“Estrellita”

Music & Lyrics: Manuel M. Ponce

Ailyn Pérez, soprano 
Doug Peck, music director

 

A remarkable scholar and educator, Manuel M. Ponce (1882-1948) was also one of the most celebrated Mexican musicians of the twentieth century. He made his greatest contributions as a composer who could connect the concert hall to the world of Mexican folk song. He wrote extensively for piano, chamber ensemble, and orchestra, and is best known for impressive works for guitar, brilliant folk-song arrangements, and many original songs. Most famous of the latter is “Estrellita” (1912), for which Ponce also wrote the text. While appealing to all voice types, it’s most often performed by lyric sopranos. They can make a memorable effect in this sweetly lyrical melody, with its potentially ravishing leaps to soft high notes. The singer is telling the “estrellita” (“little star”) above that she’ll die without the love of her beloved, so the star must come down and tell her if he loves her just a little.

Soprano

Ailyn Pérez

Ailyn Pérez

Previously at Lyric: Marguerite|Faust (2017|18)

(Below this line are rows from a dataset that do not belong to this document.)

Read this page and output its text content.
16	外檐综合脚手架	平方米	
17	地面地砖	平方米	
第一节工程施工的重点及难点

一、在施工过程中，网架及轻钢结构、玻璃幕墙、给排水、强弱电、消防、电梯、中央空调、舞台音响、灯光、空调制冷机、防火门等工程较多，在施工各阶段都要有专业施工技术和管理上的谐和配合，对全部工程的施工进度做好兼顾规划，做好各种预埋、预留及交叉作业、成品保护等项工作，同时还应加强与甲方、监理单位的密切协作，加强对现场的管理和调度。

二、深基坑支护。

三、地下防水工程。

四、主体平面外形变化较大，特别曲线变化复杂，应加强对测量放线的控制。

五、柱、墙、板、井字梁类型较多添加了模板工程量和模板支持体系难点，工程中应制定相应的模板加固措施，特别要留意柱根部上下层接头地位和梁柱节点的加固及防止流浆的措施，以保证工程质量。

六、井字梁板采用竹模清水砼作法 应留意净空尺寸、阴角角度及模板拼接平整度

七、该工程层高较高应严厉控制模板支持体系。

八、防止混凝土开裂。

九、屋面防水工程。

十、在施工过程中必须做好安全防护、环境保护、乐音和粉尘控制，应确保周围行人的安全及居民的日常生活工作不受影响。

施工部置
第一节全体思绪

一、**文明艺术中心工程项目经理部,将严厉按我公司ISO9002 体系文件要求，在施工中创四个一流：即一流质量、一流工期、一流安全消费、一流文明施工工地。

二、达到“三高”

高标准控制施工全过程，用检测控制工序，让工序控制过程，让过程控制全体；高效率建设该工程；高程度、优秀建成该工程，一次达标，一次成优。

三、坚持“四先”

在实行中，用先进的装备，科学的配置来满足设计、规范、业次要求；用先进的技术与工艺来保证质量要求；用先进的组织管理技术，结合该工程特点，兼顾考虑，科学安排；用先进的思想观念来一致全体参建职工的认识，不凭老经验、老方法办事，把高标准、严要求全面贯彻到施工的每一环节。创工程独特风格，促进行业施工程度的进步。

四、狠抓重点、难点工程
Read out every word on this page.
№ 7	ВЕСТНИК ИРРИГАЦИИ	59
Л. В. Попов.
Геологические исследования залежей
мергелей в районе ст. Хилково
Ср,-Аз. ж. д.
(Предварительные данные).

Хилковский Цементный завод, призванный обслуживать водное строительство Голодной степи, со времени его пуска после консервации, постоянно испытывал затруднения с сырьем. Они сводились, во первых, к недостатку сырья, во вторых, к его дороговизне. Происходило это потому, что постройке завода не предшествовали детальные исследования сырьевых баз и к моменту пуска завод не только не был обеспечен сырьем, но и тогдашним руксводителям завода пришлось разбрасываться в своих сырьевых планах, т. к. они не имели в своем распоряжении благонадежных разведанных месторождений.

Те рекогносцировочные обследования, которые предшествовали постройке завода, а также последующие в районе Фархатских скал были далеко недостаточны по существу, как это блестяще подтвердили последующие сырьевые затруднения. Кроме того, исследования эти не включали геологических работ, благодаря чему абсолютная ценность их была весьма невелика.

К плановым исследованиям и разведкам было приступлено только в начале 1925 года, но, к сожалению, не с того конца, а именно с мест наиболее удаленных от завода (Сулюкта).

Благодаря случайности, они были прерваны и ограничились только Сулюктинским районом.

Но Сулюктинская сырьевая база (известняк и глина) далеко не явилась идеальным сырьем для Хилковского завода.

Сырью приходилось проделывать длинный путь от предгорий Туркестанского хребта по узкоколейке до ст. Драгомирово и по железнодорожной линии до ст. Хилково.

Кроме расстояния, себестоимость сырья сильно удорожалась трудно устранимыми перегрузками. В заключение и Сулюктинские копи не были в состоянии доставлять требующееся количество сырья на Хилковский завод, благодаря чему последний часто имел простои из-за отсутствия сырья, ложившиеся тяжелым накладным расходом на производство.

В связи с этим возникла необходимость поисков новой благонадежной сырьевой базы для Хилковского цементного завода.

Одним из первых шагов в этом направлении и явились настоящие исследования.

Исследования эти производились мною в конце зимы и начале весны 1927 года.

Winner of the coveted Richard Tucker Award, the acclaimed American soprano appears annually at major opera houses internationally. She has starred as Violetta/La traviata in Zurich, Hamburg, Berlin, Munich, San Francisco, Milan (La Scala), and London (Royal Opera House, where she returned in the title role/Manon and Liù/Turandot—she also toured with the ROH to Japan as Manon). Other highlights include the title role/Thaïs, Mimì and Musetta/La bohème, and Juliet/Romeo and Juliet (Met); Adina/The Elixir of Love (Munich, Berlin, Vienna, Washington); Countess Almaviva/The Marriage of Figaro and Desdemona/Otello (both in Houston); Tatyana Bakst/Jake Heggie’s Great Scott (world premiere, Dallas); Alice Ford/Falstaff (Glyndebourne); Mimì (Bolshoi Theatre); Marguerite/Faust (Hamburg); and Amelia/Simon Boccanegra (La Scala, Berlin, Zurich). Among Pérez’s concert engagements have been appearances with Montreal’s Orchestre Métropolitain, Rome’s Accademia di Santa Cecilia, and gala concerts at Lyric, the Met, and the Royal Opera House.